Les actions antifascistes sont renforcées par des revendications offensives visant à améliorer la vie de la majorité sociale. Pour cela, nous ne pouvons pas compter sur les partis traditionnels. Un antifascisme efficace repose sur une base de classe. Cela ne signifie pas que la démocratie n’est pas importante. Au contraire ! Défendre une société dans laquelle la classe ouvrière décide démocratiquement ce qu’elle veut produire et comment elle veut le faire est bien plus démocratique qu’un système dans lequel nous colorons une case toutes les quelques années, tout ça pour obtenir encore un peu plus de la même politique de casse sociale.

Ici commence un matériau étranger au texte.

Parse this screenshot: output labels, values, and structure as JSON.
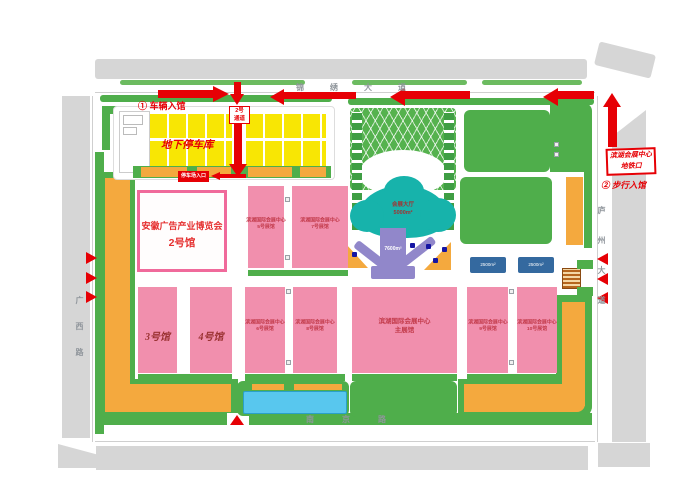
{
  "map": {
    "entrances": {
      "vehicle": "① 车辆入馆",
      "walk": "② 步行入馆",
      "gate_line1": "2号",
      "gate_line2": "通道",
      "metro_line1": "滨湖会展中心",
      "metro_line2": "地铁口",
      "parking_badge": "停车场入口"
    },
    "areas": {
      "underground_parking": "地下停车库",
      "expo_line1": "安徽广告产业博览会",
      "expo_line2": "2号馆",
      "atrium_line1": "会展大厅",
      "atrium_line2": "5000m²",
      "concourse": "7600m²",
      "blue_bar1": "2500m²",
      "blue_bar2": "2500m²"
    },
    "halls": {
      "center_name": "滨湖国际会展中心",
      "h3": "3号馆",
      "h4": "4号馆",
      "m1": "5号展馆",
      "m2": "7号展馆",
      "b1": "6号展馆",
      "b2": "8号展馆",
      "main": "主展馆",
      "b3": "9号展馆",
      "b4": "10号展馆"
    },
    "roads": {
      "north": "锦绣大道",
      "west": "广西路",
      "east": "庐州大道",
      "south": "南京路"
    },
    "colors": {
      "accent_red": "#e60005",
      "hall_pink": "#f18fad",
      "green": "#4fae4b",
      "parking_yellow": "#f8e604",
      "orange": "#f4a93e",
      "atrium_teal": "#17b3ab",
      "concourse_purple": "#9187ca",
      "road_gray": "#d6d6d6"
    }
  }
}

Les syndicats ont un rôle central à jouer dans l’antifascisme. Leurs rangs sont composés d’affiliés et de militants aux origines diverses pour défendre leurs intérêts communs. Les syndicats et la gauche doivent faire comprendre que ce ne sont pas les réfugiés qui sont responsables du manque de logements au loyer abordable ou encore de l’état catastrophique des écoles. Cela résulte des politiques antisociales qui rognent sur tout pour servir les grandes entreprises et leurs actionnaires. Là où les syndicats sont plus faibles, les inégalités augmentent plus fortement. Et l’extrême droite peut tenter d’en tirer parti.

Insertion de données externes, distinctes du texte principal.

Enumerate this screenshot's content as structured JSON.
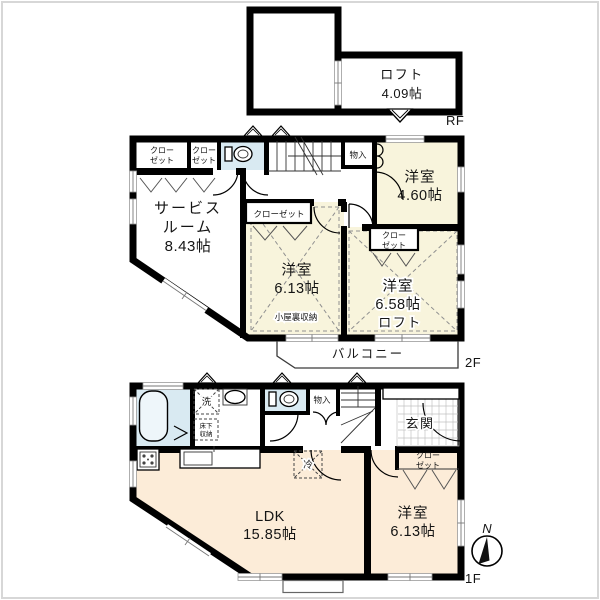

La coalition Köln stellt sich quer (KSSQ, littéralement “Cologne se met en travers”), à l’origine de la manifestation qui a rassemblé 70.000 participants le 21 janvier, a appelé lors de cette manifestation à une grève générale symbolique de 15 minutes le 21 mars, journée internationale contre de lutte contre le racisme. Pour ce faire, elle propose que des discussions sur le racisme et la lutte contre celui-ci soient organisées sur chaque lieu de travail. Cette coalition comprend également les syndicats, qui ont annoncé qu’ils diffuseraient cette proposition d’action partout. La campagne #15for12 est une initiative utile pour porter la lutte sur les lieux de travail.
À partir de là, le mouvement ouvrier peut jouer un rôle plus central et relier l’opposition à l’extrême droite à la lutte pour la défense et l’extension de nos conquêtes sociales.